Une affaire de crédits carbone douteux touche la Suisse

Scène de vie dans une communauté villageoise du district de Port Loko, Sierra Leone. — Alamy Stock Photo
Le Temps | 03 mai 2024

Une affaire de crédits carbone douteux touche la Suisse

Dans un rapport publié jeudi, l’ONG EPER critique un projet d’accaparement de terres en Sierra Leone. Il aurait été cautionné par une entreprise genevoise et se ferait au détriment des populations locales

Richard Etienne

C’est un rapport qui traite des crédits carbone, un outil en vogue qui doit permettre à ceux qui l’utilisent de compenser leurs émissions de dioxyde de carbone (CO2) en retenant une quantité équivalente de ce gaz à effet de serre ailleurs, par exemple par le biais d’une plantation d’arbres. Un voyageur qui prend l’avion peut ainsi compenser ses émissions par le biais de Myclimate, une entreprise suisse du secteur. Easyjet, jusqu’à peu, proposait des transports neutres en carbone grâce à un partenariat avec des entreprises avec des projets de reforestation en Amazonie ou dans les énergies renouvelables en Inde.

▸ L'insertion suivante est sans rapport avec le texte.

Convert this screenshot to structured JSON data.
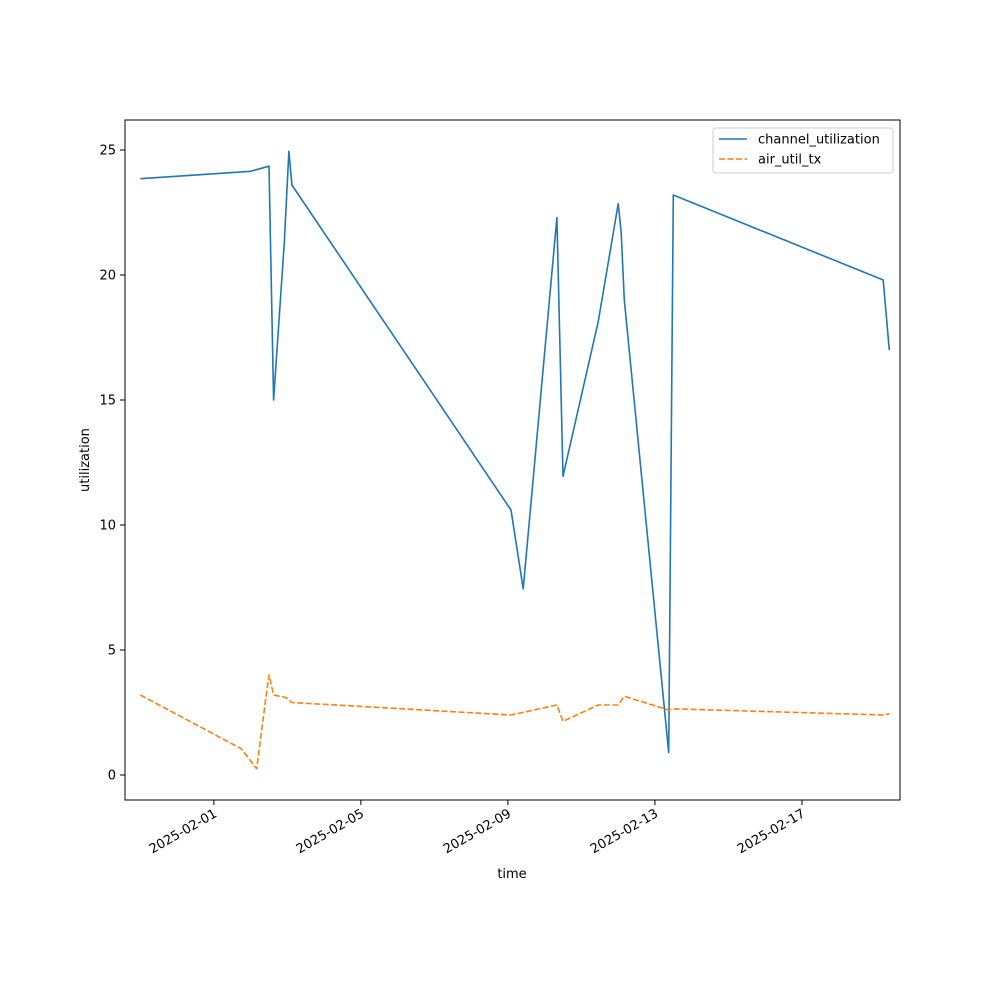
{
  "chart_data": {
    "type": "line",
    "xlabel": "time",
    "ylabel": "utilization",
    "x_axis_type": "date",
    "xlim": [
      "2025-01-29T14:00",
      "2025-02-19T16:00"
    ],
    "ylim": [
      -1.0,
      26.2
    ],
    "x_ticks": [
      "2025-02-01",
      "2025-02-05",
      "2025-02-09",
      "2025-02-13",
      "2025-02-17"
    ],
    "y_ticks": [
      0,
      5,
      10,
      15,
      20,
      25
    ],
    "legend_position": "top-right",
    "grid": false,
    "series": [
      {
        "name": "channel_utilization",
        "color": "#1f77b4",
        "line_style": "solid",
        "points": [
          {
            "x": "2025-01-30T00:00",
            "y": 23.85
          },
          {
            "x": "2025-02-02T00:00",
            "y": 24.15
          },
          {
            "x": "2025-02-02T12:00",
            "y": 24.35
          },
          {
            "x": "2025-02-02T15:00",
            "y": 15.0
          },
          {
            "x": "2025-02-02T22:00",
            "y": 21.3
          },
          {
            "x": "2025-02-03T01:00",
            "y": 24.95
          },
          {
            "x": "2025-02-03T03:00",
            "y": 23.6
          },
          {
            "x": "2025-02-09T02:00",
            "y": 10.6
          },
          {
            "x": "2025-02-09T10:00",
            "y": 7.45
          },
          {
            "x": "2025-02-10T08:00",
            "y": 22.3
          },
          {
            "x": "2025-02-10T12:00",
            "y": 11.95
          },
          {
            "x": "2025-02-11T11:00",
            "y": 18.15
          },
          {
            "x": "2025-02-12T00:00",
            "y": 22.85
          },
          {
            "x": "2025-02-12T02:00",
            "y": 21.7
          },
          {
            "x": "2025-02-12T04:00",
            "y": 19.0
          },
          {
            "x": "2025-02-13T09:00",
            "y": 0.9
          },
          {
            "x": "2025-02-13T12:00",
            "y": 23.2
          },
          {
            "x": "2025-02-19T05:00",
            "y": 19.8
          },
          {
            "x": "2025-02-19T09:00",
            "y": 17.0
          }
        ]
      },
      {
        "name": "air_util_tx",
        "color": "#ff7f0e",
        "line_style": "dashed",
        "points": [
          {
            "x": "2025-01-30T00:00",
            "y": 3.2
          },
          {
            "x": "2025-02-01T18:00",
            "y": 1.05
          },
          {
            "x": "2025-02-02T04:00",
            "y": 0.25
          },
          {
            "x": "2025-02-02T10:00",
            "y": 3.1
          },
          {
            "x": "2025-02-02T12:00",
            "y": 4.0
          },
          {
            "x": "2025-02-02T15:00",
            "y": 3.2
          },
          {
            "x": "2025-02-02T23:00",
            "y": 3.1
          },
          {
            "x": "2025-02-03T03:00",
            "y": 2.9
          },
          {
            "x": "2025-02-09T02:00",
            "y": 2.4
          },
          {
            "x": "2025-02-10T08:00",
            "y": 2.8
          },
          {
            "x": "2025-02-10T12:00",
            "y": 2.15
          },
          {
            "x": "2025-02-11T11:00",
            "y": 2.8
          },
          {
            "x": "2025-02-12T00:00",
            "y": 2.8
          },
          {
            "x": "2025-02-12T04:00",
            "y": 3.15
          },
          {
            "x": "2025-02-13T09:00",
            "y": 2.6
          },
          {
            "x": "2025-02-13T12:00",
            "y": 2.65
          },
          {
            "x": "2025-02-19T05:00",
            "y": 2.4
          },
          {
            "x": "2025-02-19T09:00",
            "y": 2.45
          }
        ]
      }
    ]
  }
}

BP Carbon Trading Ltd, une filiale du groupe pétrolier britannique BP, s’est engagée dans un tel projet en Sierra Leone, proposé par une entreprise de ce pays ouest-africain, Rewilding Maforki, en collaboration avec Carbon Done Right, un groupe canadien. En 2021, ces derniers ont acquis 25 000 hectares dans le district sierra-léonais de Port Loko pour y planter des arbres. Sur cette étendue aussi importante que Manhattan, le groupe voudrait stocker 12 millions de tonnes de CO2 pendant cinquante ans et générer des bénéfices grâce à la vente de crédits carbone.

Terrain mal acquis?

Ce projet, sa cohérence et sa légalité sont toutefois remis en cause par plusieurs ONG, dont l’Entraide protestante suisse (EPER), basée à Berne, dans un rapport publié jeudi. Après enquête, elles affirment que le terrain a été acquis dans des circonstances illicites et au détriment de populations locales qui se voient privées de leurs terres, une source souvent essentielle de subsistance. Le texte ajoute que la concession pour exploiter le terrain a été obtenue par le biais de signatures glanées auprès de personnes qui ne représentent pas forcément les autochtones.

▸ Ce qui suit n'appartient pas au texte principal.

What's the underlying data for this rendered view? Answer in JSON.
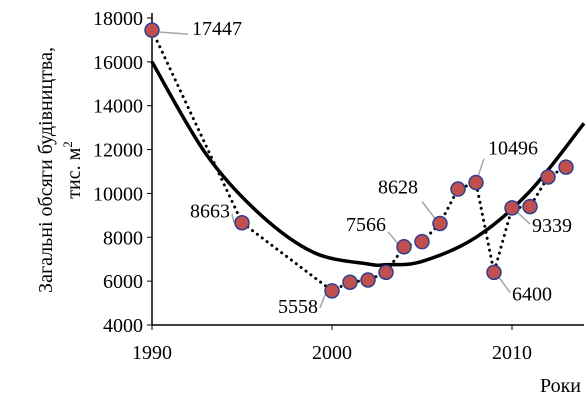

Le rapport relève en outre que quasiment aucun arbre n’a été planté à ce stade et que parmi ces derniers certains sont déjà morts. «Les feux de brousse et de forêt sont très courants dans la région. On peut donc douter que les arbres survivent pendant cinquante ans et puissent stocker les quantités de CO2 promises», ajoute EPER dans un communiqué.

L’ONG souligne que les entrepreneurs derrière le projet, d’anciens soldats britanniques, avaient dans le passé acquis ces terres frauduleusement pour y planter des palmiers, en vue de fabriquer des huiles végétales, mais qu’à la suite des plaintes des populations locales, ils avaient dû y renoncer. La justice les a déboutés et les terres ont été rendues.

Ecosecurities se défend

Ecosecurities, une entreprise genevoise spécialisée dans les crédits carbone et mandatée par Rewilding Maforki, a rédigé un rapport certifiant que les règles sont respectées. Ce document d’Ecosecurities, qui a été lu par EPER, ignorerait les problèmes soulevés par les ONG aujourd’hui, et cautionne le projet. Il aurait été envoyé à Verra, une organisation américaine, chargée de la valider, ou non, et ainsi de permettre, ou non, à Rewilding Maforki de le commercialiser.

«Nous espérons que notre enquête aura un impact positif pour les gens vivant à Port Loko, cela dépendra sans doute de l’écho médiatique qu’elle aura. Nous allons aussi l’envoyer à Verra», indique Cybèle Schneider, une de ses rédactrices, chargée de justice climatique chez EPER.

Dans le communiqué d’EPER, l’entreprise genevoise affirme que le projet de Rewilding Company est fondé sur un «engagement constant auprès des communautés locales» et une «approche participative et inclusive». Elle qualifie de libre, préalable et éclairé le consentement des populations locales. Contacté par Le Temps, Ecosecurities n’a pas souhaité faire plus de commentaires.

Le commerce des certificats de CO2, lucratif pour les entreprises qui vendent les crédits carbone selon EPER, accroît la demande mondiale de terres. Les familles paysannes dans les pays du Sud en perdent souvent le contrôle dans ce cadre, prévient l’ONG.